CNN model is used to fine-tune the full connection layer of the model, retain the parameters of the convolution layer, and then conduct training and testing. As the number of iterations of the model gradually increases, the total loss value presents a downward trend on the whole and converges after a certain number of iterations.

In this paper, 100 images of live node, dead node, and worm eye were used for the gravity center positioning test. The specific results of the test are shown in Figure 5. It can be seen from Figure 5 that the algorithm in this paper can accurately locate all kinds of defect types of wood, and the results can meet the actual needs. The average error between the final center of gravity positioning and the manually measured center of gravity extraction is between (−1.10 cm, 0.92 cm).

The first to use the network on a sliding window in figure sliding, feature extraction network using Zeiler and Fergus Net (ZF-Net), the sliding window after the characteristics of each location on the map into a 256-dimensional feature vector, and then each feature vector into two full connection layer, a fully connected output layer contains the possibility and does not include the objectives. After obtaining the coordinates of each sliding window, the reference rectangular box is modified through coordinates, and each reference rectangular box corresponds to 4 coordinates, respectively. Finally, 9 candidate regions are obtained for each sliding window position, and the scoring of candidate regions is represented by the 18 scores mentioned above, and 2 scores correspond to one candidate region. The final test results of solid wood panel passing CNN are shown in Figure 6. It can be seen from the original picture and the comparison picture that the method proposed in this paper has a good detection effect of wood quality defects.

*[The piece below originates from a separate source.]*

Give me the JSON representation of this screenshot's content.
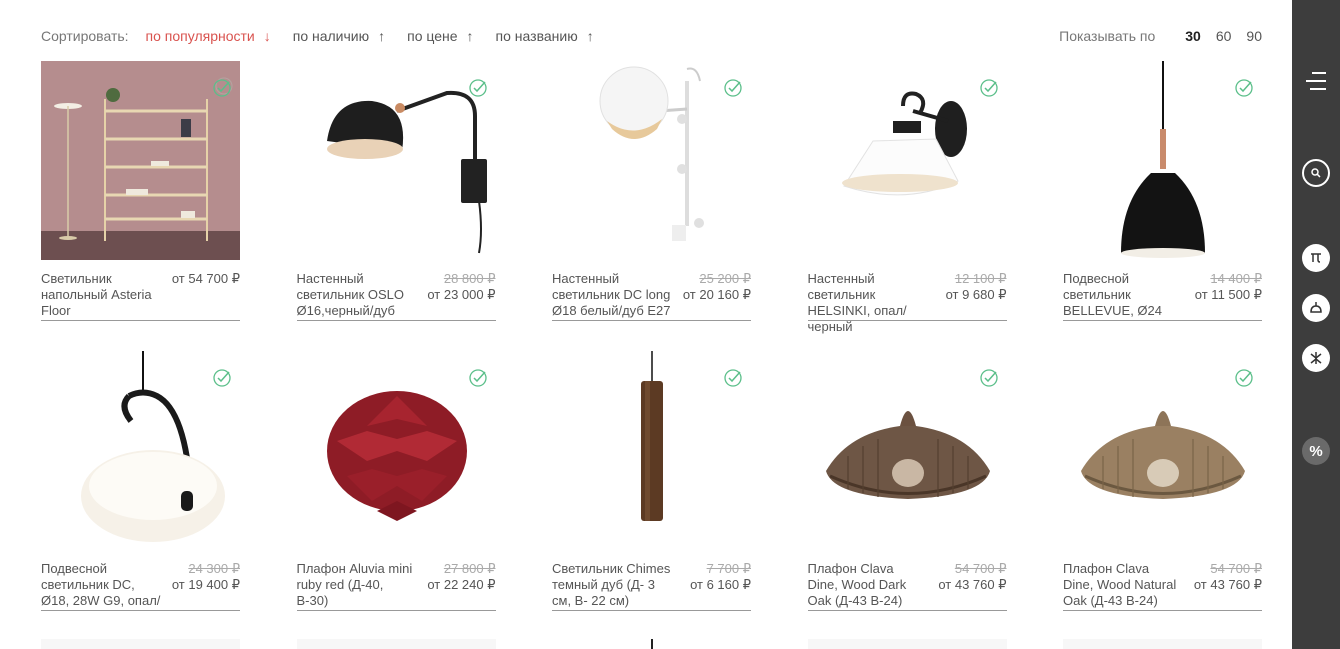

Based on the above illustrations, Figure 7 shows the types and locations of defects. It also shows the possibility of defect categories, which is called confidence in the picture. In the first column of the picture, the confidence of live joints is 86.3% and that of dead joints is 96.2%. In the rest of the images, the confidence of dead joints, live joints, and cracks was 99.8%, 99.2%, and 99.7%, respectively. Based on these results, we conclude that the detection performance of the proposed method is satisfactory.

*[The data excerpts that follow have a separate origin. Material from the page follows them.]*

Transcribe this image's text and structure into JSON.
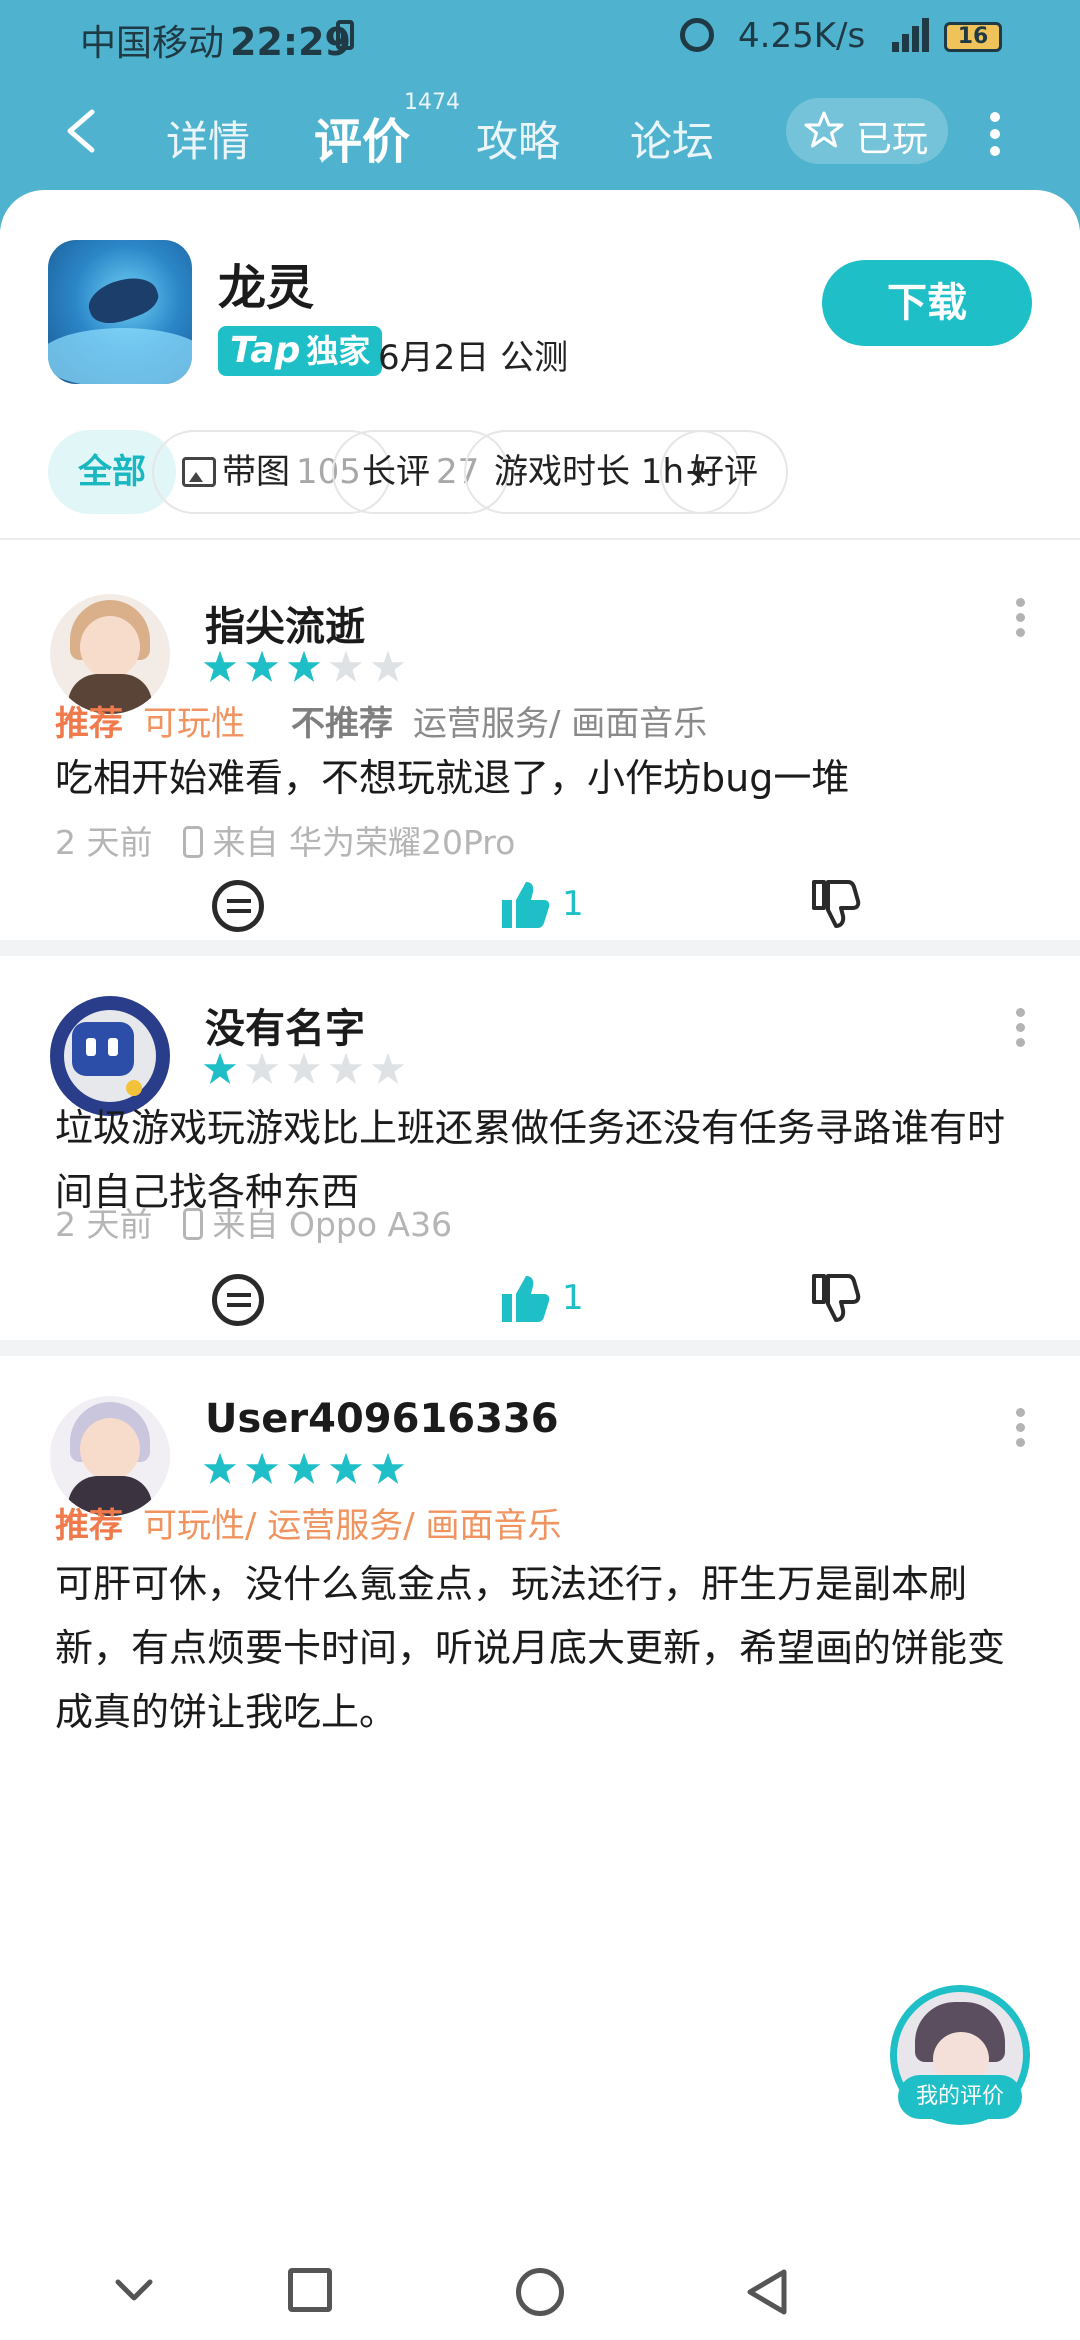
{
  "status_bar": {
    "carrier": "中国移动",
    "time": "22:29",
    "net_speed": "4.25K/s",
    "battery": "16"
  },
  "nav": {
    "tabs": [
      "详情",
      "评价",
      "攻略",
      "论坛"
    ],
    "active_tab": "评价",
    "review_count": "1474",
    "played_label": "已玩"
  },
  "game": {
    "name": "龙灵",
    "tap_badge_brand": "Tap",
    "tap_badge_text": "独家",
    "release": "6月2日 公测",
    "download_label": "下载"
  },
  "filters": [
    {
      "label": "全部",
      "count": ""
    },
    {
      "label": "带图",
      "count": "105"
    },
    {
      "label": "长评",
      "count": "27"
    },
    {
      "label": "游戏时长 1h+",
      "count": ""
    },
    {
      "label": "好评",
      "count": ""
    }
  ],
  "reviews": [
    {
      "user": "指尖流逝",
      "rating": 3,
      "recommend_label": "推荐",
      "recommend_items": "可玩性",
      "not_recommend_label": "不推荐",
      "not_recommend_items": "运营服务/ 画面音乐",
      "content": "吃相开始难看，不想玩就退了，小作坊bug一堆",
      "time": "2 天前",
      "device": "来自 华为荣耀20Pro",
      "likes": "1"
    },
    {
      "user": "没有名字",
      "rating": 1,
      "content": "垃圾游戏玩游戏比上班还累做任务还没有任务寻路谁有时间自己找各种东西",
      "time": "2 天前",
      "device": "来自 Oppo A36",
      "likes": "1"
    },
    {
      "user": "User409616336",
      "rating": 5,
      "recommend_label": "推荐",
      "recommend_items": "可玩性/ 运营服务/ 画面音乐",
      "content": "可肝可休，没什么氪金点，玩法还行，肝生万是副本刷新，有点烦要卡时间，听说月底大更新，希望画的饼能变成真的饼让我吃上。"
    }
  ],
  "my_review_label": "我的评价",
  "colors": {
    "header": "#4fb3cf",
    "accent": "#1fbfc7",
    "recommend": "#f07a4b"
  }
}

As shown in Figure 8, these feature maps are extracted by Glance Network and are to be input into CNN’s wood features. By comparison, it is found that some filters extract features from the background, such as feature 1, some filters focus on the details of the input image, such as feature 5, and some filters focus on defects, such as features 4 and 8. Some features are similar, such as features 2 and 3 and features 9 and 10. Therefore, it is a waste of computing resources to input the features of all channels into CNN because the input of many similar features into the subsequent network will not greatly improve the experimental results but may lead to slower detection speed and thus take more time.

5. Conclusion

The shortages of wood resources in our country have hindered the sustainable development of the wood-processing industry, with uneven quality of wood and limitations of artificial ingredients.

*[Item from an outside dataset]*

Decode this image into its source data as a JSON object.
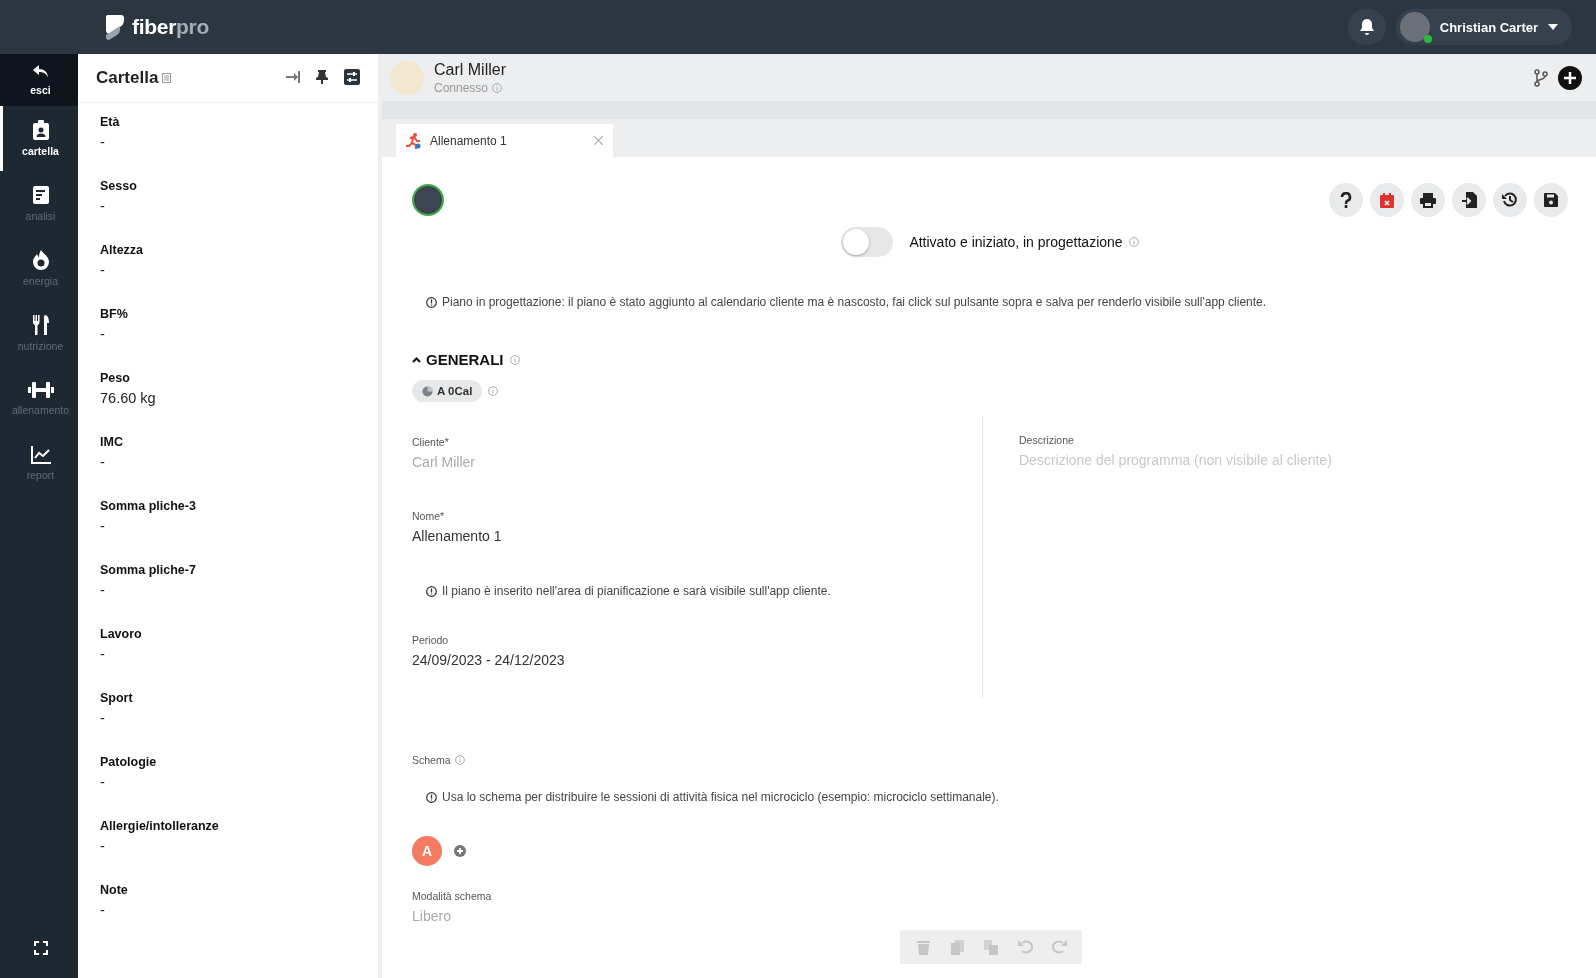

In view of the current wood nondestructive testing technique and traditional artificial detection technology for the defects in the related research, based on the CNN, generating wood internal defects recognition and detection models, and exploring the types of wood internal defects and model recognition rate, results show the generated model has an effect on wood internal defects recognition and classification is better, which has verified the practicability of this method.

Data Availability

The data used to support the findings of this study are available from the corresponding author upon request.

Conflicts of Interest

The author declares no known competing financial interests or personal relationships that could have appeared to influence the work reported in this paper.